Detection of Calcium Gradients in Live Ex Vivo Human Epidermis and 3D Human Epidermal Equivalents using Phasor Analysis of Two-Photon Excitation Fluorescence Lifetime Imaging (FLIM) and the Genetically Encoded ER Calcium Sensor D1Er

Abstract

Ionic gradients regulate the function and the structure of many tissues and organs. However, traditional techniques used to measure ionic concentrations in tissue (such as Proton induced X-ray Emission or ion capture cytochemistry) are often highly invasive (requiring fixation and dehydration of the specimen) and offer poor spatial resolution. In skin, Ca2+ gradients have been shown to regulate epidermal barrier function, homeostasis and repair after perturbation, but a clear understanding of the mechanisms regulating such gradients is still lacking. We applied the phasor analysis approach to two-photon excitation FLIM measurements of Calcium Green 5N to quantify and localize Ca2+ pools in human epidermis before and after barrier perturbation.
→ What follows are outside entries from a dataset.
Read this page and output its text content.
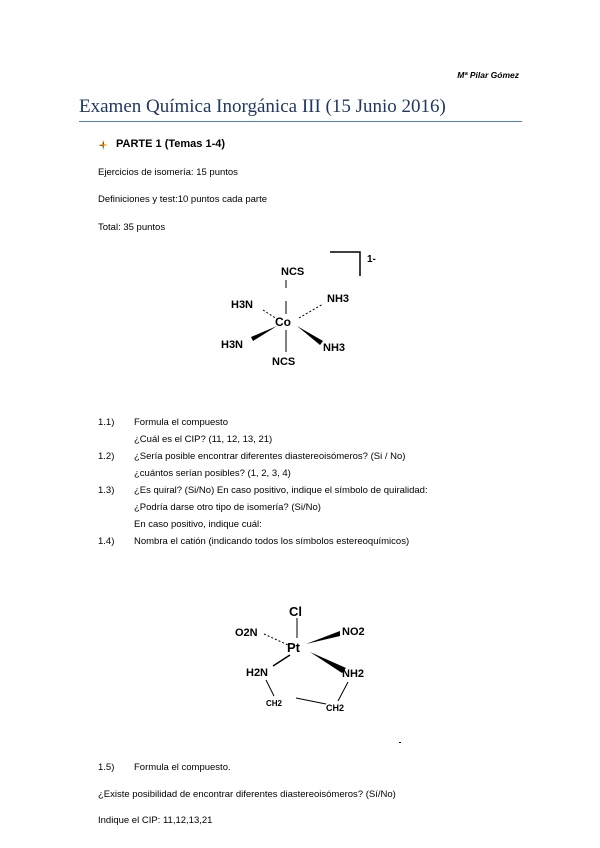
Mª Pilar Gómez
Examen Química Inorgánica III (15 Junio 2016)
PARTE 1 (Temas 1-4)
Ejercicios de isomería: 15 puntos
Definiciones y test:10 puntos cada parte
Total: 35 puntos
1-
NCS
H3N	NH3
Co
H3N	NH3
NCS
1.1) Formula el compuesto
¿Cuál es el CIP? (11, 12, 13, 21)
1.2) ¿Sería posible encontrar diferentes diastereoisómeros? (Si / No)
¿cuántos serían posibles? (1, 2, 3, 4)
1.3) ¿Es quiral? (Si/No) En caso positivo, indique el símbolo de quiralidad:
¿Podría darse otro tipo de isomería? (Si/No)
En caso positivo, indique cuál:
1.4) Nombra el catión (indicando todos los símbolos estereoquímicos)
Cl
O2N	NO2
Pt
H2N	NH2
CH2	CH2
1.5) Formula el compuesto.
¿Existe posibilidad de encontrar diferentes diastereoisómeros? (Sí/No)
Indique el CIP: 11,12,13,21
The high spatial resolution offered by this method and the data analysis performed allowed us to measure intracellular average calcium concentrations directly in tissue and detect a previously unknown heterogeneous distribution of Ca2+ concentrations in the proliferative epidermal basal layer following barrier disruption. More importantly, this approach revealed that the extracellular space in epidermis is much narrower than previously thought. In fact, most epidermal Ca2+ localizes to intracellular stores, not extracellular space. To test the hypothesis that epidermal barrier repair after experimental barrier abrogation is driven by Ca2+ loss from these intracellular stores, not from the extracellular space, we developed a flexible in vitro 3D skin equivalent model that allows intra-organelle monitoring of calcium levels by genetically encoded sensors. These new findings suggest that long-held hypotheses addressing Ca2+ control of differentiation and barrier formation require revision.